Bonjour, nous sommes à Mopti, plus que 60 km pour arriver à Bandiagara et laisser bus et matériel scolaire.
Quelques impressions du voyage :
Depuis Nouakhchott, où nous avons été très bien accueillis à l'auberge par Olivia, nous avons traversé le Mali.
La campagne électorale a commencé ce soir là : campagne pour les municipales et les législatives. Puis en traversant tous les villages sur la route, nous avons trouvé beaucoup d'animation : les différents partis avaient une tente pour accueillir, avec force slogans et musique sur haut parleur, les sympathisants et autres. Nous avons été doublés souvent par les magnifiques 4x4 des élections qui se baladent de village en village. Les enfants portaient des écharpes aux couleurs verte ou rose selon les partis. Ne me demandez pas plus de précisions sur leur programme. Les slogans étaient très anonymes .
Le pays est très aride et les villages du bord de route étaient construits autour d'un "chateau d'eau" ou plutôt réserve d'eau. L'habitat est très dispersé. Ce sount souvent des tentes et parfois des cabanes. beau coup de monde. On traverse des villages pleins de commerces au bord de la route. On y vend de tout.
Le pays est très musulman et il nous a été parfois difficile de photographier.
Au sortir de la Mauritanie, la route goudronnée s'est arrêtée et nous avons passé les frontières sur une piste, pas très commode pour le bus. Mais quand on voit les camions et leur chargement passer, on se demande pourquoi il n'y en a pas plus qui se renversent. pas de problème à la frontière si on a de la patience.
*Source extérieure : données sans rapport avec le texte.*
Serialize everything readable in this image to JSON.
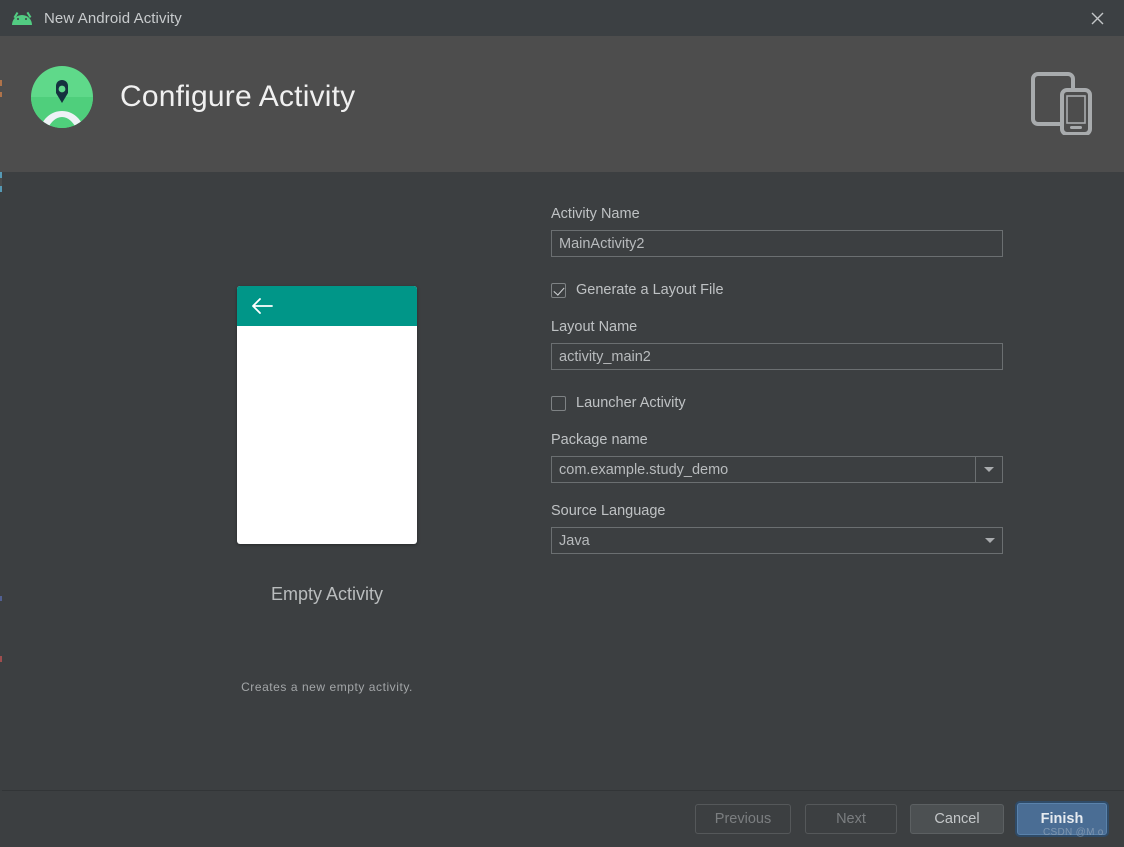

Au Mali, on retrouve le bitume jusque Nioro du sahel. Là on cherche la douane pour les déclarations. Croyez-vous qu'elle est sur la grand route ? Eh bien non, elle est dans une impasse et nous avons du traverser le terrain de foot ds gamins !
Le Mali, après la saison des pluies qui se termine en octobre, est plus vert. On y rencontre les premiers baobab (voir photo d'hier). De grand troupeaux autour des mares d'eau : des chèvres, des vaches à bosse.
Mais le trajet était plus difficile vu l'état de la route. On commence par 30 km de piste. Fatigués nous avons dormi à la belle étoile. puis re-goudron et ensuite 135 km de piste hyper poussiéreuse. la poussière rouge qui s'infiltre partout.
Arrêt pour quelques uns à Bamako, et là, on comprend pourquoi Eric n'a pas voulu y entrer avec le car. Circulation pratiquement impossible, pollution due aux mobylettes, voitures ...
Après Bamako, la route, toujours aussi verdoyante selon les personnes qui l'on empruntée en février en pleine saison sèche, est perturbée par les multiples ralentisseurs non signalés à l'entrée des villages (non signalés aussi).
Da'illeurs, premier pépin du bus : avec les secousses, la porte avant est tombée d'un cran. on a pu continuer vers Mopti.